8 dead in floods in Bangladesh; millions affected by severe rain



Severe floods in Bangladesh this week have claimed eight lives and affected over two million people after heavy rains caused major rivers to overflow, officials confirmed on Saturday.

The South Asian nation, home to 170 million people and crisscrossed by hundreds of rivers, has experienced increasingly frequent floods in recent decades. Climate change has made rainfall more erratic and contributed to melting glaciers upstream in the Himalayan mountains, exacerbating the situation.

In Shahjadur, a northern rural town, two teenage boys drowned when a boat capsized in floodwaters. Sabuj Rana, the town's police chief, reported that the boys were among nine people in the small boat; seven others managed to swim to safety.

Bishwadeb Roy, a police chief in Kurigram, revealed that three people had died in two separate electrocution incidents when their boats became entangled with live electricity wires in floodwaters. Another three deaths in separate flood-related incidents were reported earlier in the week by officials.
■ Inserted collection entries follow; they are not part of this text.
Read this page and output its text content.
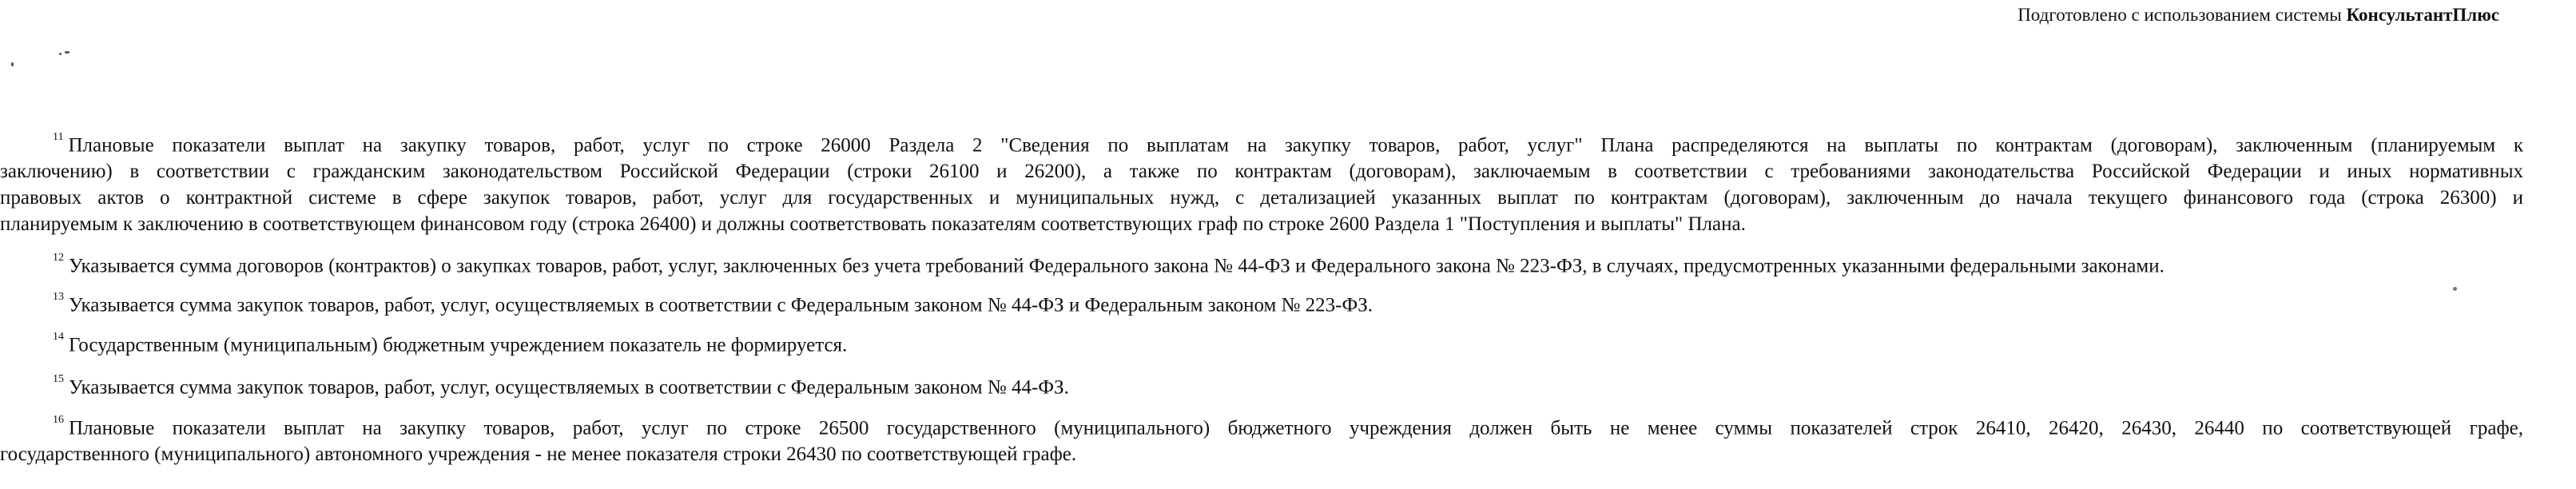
Подготовлено с использованием системы КонсультантПлюс
$^{11}$ Плановые показатели выплат на закупку товаров, работ, услуг по строке 26000 Раздела 2 "Сведения по выплатам на закупку товаров, работ, услуг" Плана распределяются на выплаты по контрактам (договорам), заключенным (планируемым к
заключению) в соответствии с гражданским законодательством Российской Федерации (строки 26100 и 26200), а также по контрактам (договорам), заключаемым в соответствии с требованиями законодательства Российской Федерации и иных нормативных
правовых актов о контрактной системе в сфере закупок товаров, работ, услуг для государственных и муниципальных нужд, с детализацией указанных выплат по контрактам (договорам), заключенным до начала текущего финансового года (строка 26300) и
планируемым к заключению в соответствующем финансовом году (строка 26400) и должны соответствовать показателям соответствующих граф по строке 2600 Раздела 1 "Поступления и выплаты" Плана.
$^{12}$ Указывается сумма договоров (контрактов) о закупках товаров, работ, услуг, заключенных без учета требований Федерального закона № 44-ФЗ и Федерального закона № 223-ФЗ, в случаях, предусмотренных указанными федеральными законами.
$^{13}$ Указывается сумма закупок товаров, работ, услуг, осуществляемых в соответствии с Федеральным законом № 44-ФЗ и Федеральным законом № 223-ФЗ.
$^{14}$ Государственным (муниципальным) бюджетным учреждением показатель не формируется.
$^{15}$ Указывается сумма закупок товаров, работ, услуг, осуществляемых в соответствии с Федеральным законом № 44-ФЗ.
$^{16}$ Плановые показатели выплат на закупку товаров, работ, услуг по строке 26500 государственного (муниципального) бюджетного учреждения должен быть не менее суммы показателей строк 26410, 26420, 26430, 26440 по соответствующей графе,
государственного (муниципального) автономного учреждения - не менее показателя строки 26430 по соответствующей графе.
The government has responded by opening hundreds of shelters for those displaced by the floods and distributing food and relief supplies to the hardest-hit districts in the northern region of the country.

"More than two million people have been affected by the floods. Seventeen of the country's 64 districts have been impacted," Kamrul Hasan, the secretary of the country's disaster management ministry, told AFP.

Hasan warned that the flood situation might worsen in the north over the coming days, as the Brahmaputra, one of Bangladesh's main rivers, is flowing above danger levels in some areas.

In Kurigram, the worst-hit district, eight out of nine rural towns have been inundated by floodwaters, according to local disaster and relief official Abdul Hye. Abdul Gafur, a local councilor, described the severity of the flooding: "We live with floods here. But this year the water was very high. In three days, the Brahmaputra rose by 6ft to 8ft (2m-2.5m). Floodwater has inundated more than 80 percent of homes in my area. We are trying to deliver food, especially rice and edible oil. But there is a drinking water crisis."

Bangladesh is currently in the midst of the annual summer monsoon, which brings 70-80 percent of South Asia's annual rainfall and is associated with regular flooding and landslides. While the rainfall can be hard to predict and varies significantly, scientists warn that climate change is making the monsoon stronger and more erratic.